Alligator Subdued By Animal Wrangler, Required Six Officers To Carry It Into Back Of Pickup Truck
Photos show Lilley somehow subdued the gator as well as other shots of officers assisting in carrying the reptile.
“We were able to get a second hook in him and a hard line in him so we could get him up,” Lilley explained.
It ultimately took six people to load the alligator into the back of a pickup truck, with experts estimating that the predator to be at least 10 to 11-feet long and weighing between 600 and 700 pounds.
Meanwhile, the St. Lucie County Sheriff’s Office had to reportedly close several roads in the area as they launched an investigation into the woman’s death.

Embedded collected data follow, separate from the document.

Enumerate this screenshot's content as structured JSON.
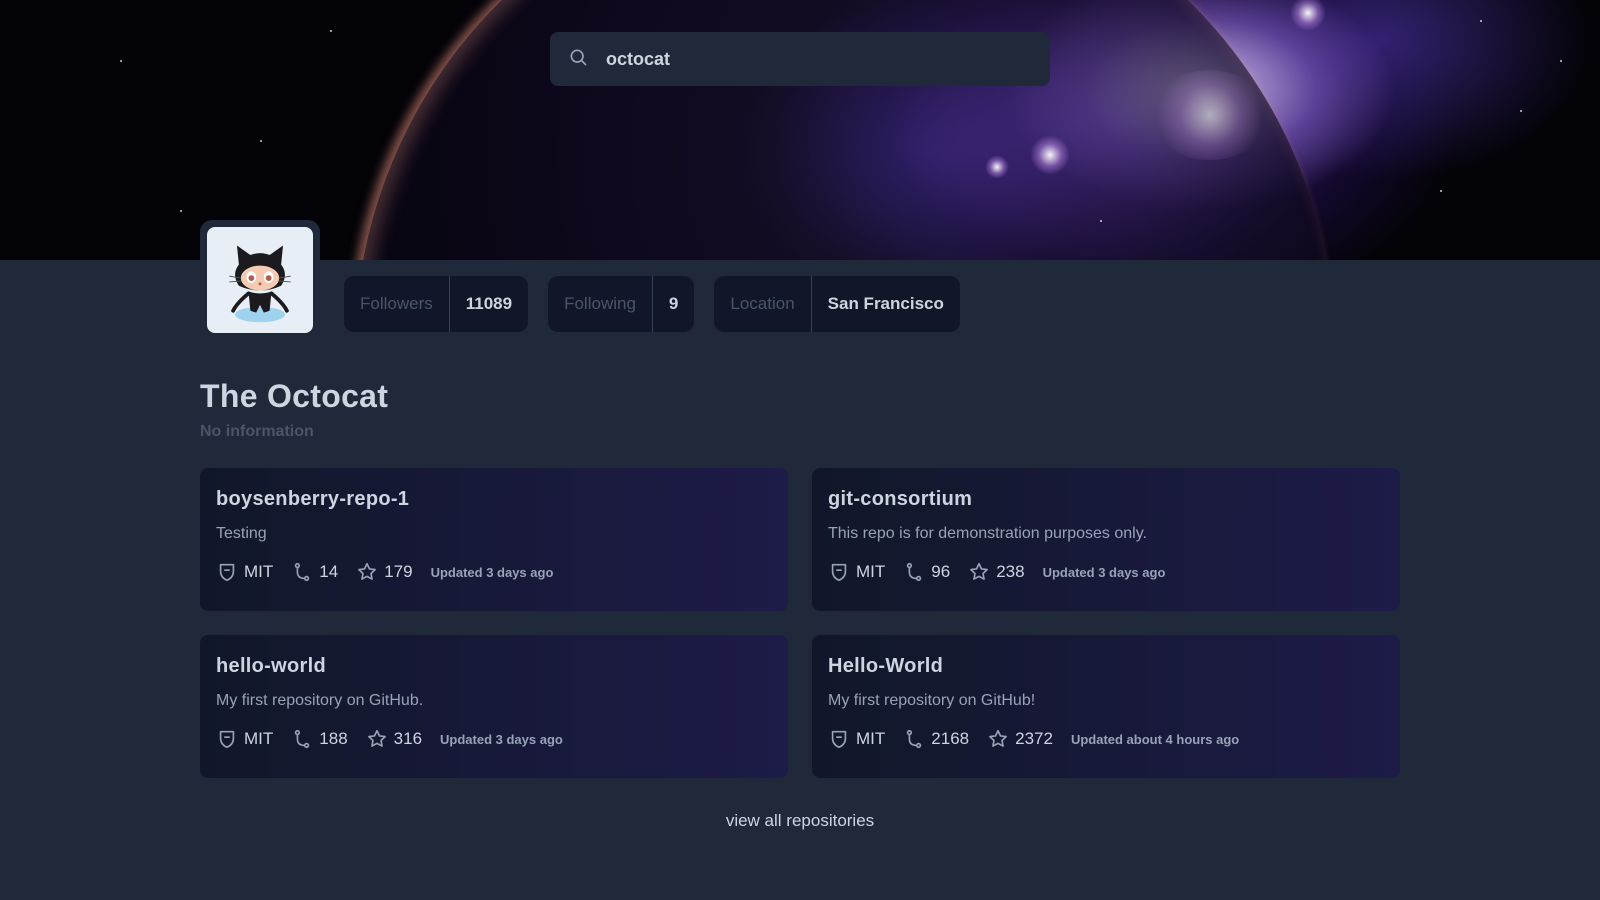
{
  "search": {
    "value": "octocat",
    "icon": "search-icon"
  },
  "profile": {
    "name": "The Octocat",
    "bio": "No information",
    "avatar_icon": "octocat-avatar"
  },
  "stats": [
    {
      "label": "Followers",
      "value": "11089"
    },
    {
      "label": "Following",
      "value": "9"
    },
    {
      "label": "Location",
      "value": "San Francisco"
    }
  ],
  "repos": [
    {
      "name": "boysenberry-repo-1",
      "description": "Testing",
      "license": "MIT",
      "forks": "14",
      "stars": "179",
      "updated": "Updated 3 days ago"
    },
    {
      "name": "git-consortium",
      "description": "This repo is for demonstration purposes only.",
      "license": "MIT",
      "forks": "96",
      "stars": "238",
      "updated": "Updated 3 days ago"
    },
    {
      "name": "hello-world",
      "description": "My first repository on GitHub.",
      "license": "MIT",
      "forks": "188",
      "stars": "316",
      "updated": "Updated 3 days ago"
    },
    {
      "name": "Hello-World",
      "description": "My first repository on GitHub!",
      "license": "MIT",
      "forks": "2168",
      "stars": "2372",
      "updated": "Updated about 4 hours ago"
    }
  ],
  "view_all_label": "view all repositories",
  "colors": {
    "background": "#20293a",
    "card_start": "#111729",
    "card_end": "#1d1b48",
    "text": "#cdd5e0",
    "muted": "#4a5567",
    "secondary": "#97a3b6"
  }
}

Gator Attacks: How Prevalent Are They? And How Many People Are Really Killed By Gators Each Year?
While gators are reportedly not an uncommon sight in the area, neighbors say they had never witnessed an attack like that before.
However, it was not the only gator-incident reported this week. On Sunday, a 4-foot-long alligator was removed from Brooklyn’s Prospect Park Lake, in an area known for small children.
In explaining why an alligator ended up in New York City, Meghan Lalor, a representative for the Parks Department, said the gator was likely an unwanted pet whose owner decided to release it in public waters.
Gator attacks are uncommon, but not completely unheard of.
There were more than two dozen deaths and 376 injuries out of 442 unprovoked attacks between 1948 and 2021, according to the Florida Fish and Wildlife.
Globally, alligators account for less than 6 percent of crocodilian attacks that resulted in fatality (IUCN), according to University of Florida CrocDocs.
A majority of these attacks occurred while the person was swimming, wading, or at the water’s edge (CrocBITE database). With the majority of Florida’s population living in close proximity to freshwater and coastal areas, there is increased potential for conflict.
The Nile crocodile is responsible for more attacks on humans than any other crocodilian species, giving the misconception that the American crocodile, a federally threatened species in Florida, will behave similarly.